Consider the following function $f:(-\infty,e]\rightarrow \mathbb{R}, f(x) = \begin{cases} 1 & ,\text{if } x=e \\ \ln(x) & ,\text{if } x \in(0,e)\\ -x & , \text{if} \, x\leq 0 \end{cases} $
I am trying to show it is a measurable function by showing $\{x\colon f(x)<a\}$ for all $a\in\Bbb R$.

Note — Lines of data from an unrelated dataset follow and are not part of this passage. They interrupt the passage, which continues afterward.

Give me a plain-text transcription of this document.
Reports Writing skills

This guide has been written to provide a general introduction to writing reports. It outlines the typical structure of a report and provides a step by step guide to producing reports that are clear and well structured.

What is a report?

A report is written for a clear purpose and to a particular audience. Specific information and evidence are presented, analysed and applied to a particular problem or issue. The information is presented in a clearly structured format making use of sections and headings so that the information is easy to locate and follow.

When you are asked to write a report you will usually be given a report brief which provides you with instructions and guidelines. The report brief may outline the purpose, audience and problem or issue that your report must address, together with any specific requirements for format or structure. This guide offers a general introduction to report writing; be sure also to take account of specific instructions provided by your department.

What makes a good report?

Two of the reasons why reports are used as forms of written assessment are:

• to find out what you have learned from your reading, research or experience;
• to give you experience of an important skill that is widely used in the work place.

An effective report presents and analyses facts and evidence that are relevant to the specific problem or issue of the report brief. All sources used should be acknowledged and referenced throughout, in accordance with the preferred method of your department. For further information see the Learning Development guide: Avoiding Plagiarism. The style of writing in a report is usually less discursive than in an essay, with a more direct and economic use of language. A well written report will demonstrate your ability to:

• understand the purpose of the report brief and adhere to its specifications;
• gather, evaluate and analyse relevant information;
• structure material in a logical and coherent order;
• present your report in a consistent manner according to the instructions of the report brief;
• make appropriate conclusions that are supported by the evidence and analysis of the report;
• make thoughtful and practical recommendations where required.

Now, I will consider cases for $a$:
Case I: If $a\leq 0$, then $f^{-1}(-\infty,a)=(0,e^a).$
Case II: If $0<a<1$, then $f^{-1}(0,a)=(-a,0)\cup(1,e^a)$
Case III: If $a\geq 1$, then $f^{-1}(1,a)=(-a,1)$
Another way to do it, let $g_1(x)=\begin{cases} 1 & ,\text{if } x=e \\ 0 & ,\text{if} \, x\in\Bbb R\setminus\{e\}\\ \end{cases} $ , $g_2(x)=\begin{cases} 1 & ,\text{if } x\in(0,e) \\ 0 & ,\text{if} \, x\in\Bbb R\setminus(0,e)\\ \end{cases} $ , $g_3(x)=\begin{cases} 1 & ,\text{if } x\in(-\infty,0] \\ 0 & ,\text{if} \, x\in\Bbb R\setminus(-\infty,0]\\ \end{cases} $
Now, $f(x)=g_1(x)+\ln(x)g_2-xg_3(x).$ Clearly, $f$ is a measurable function.
Is that right?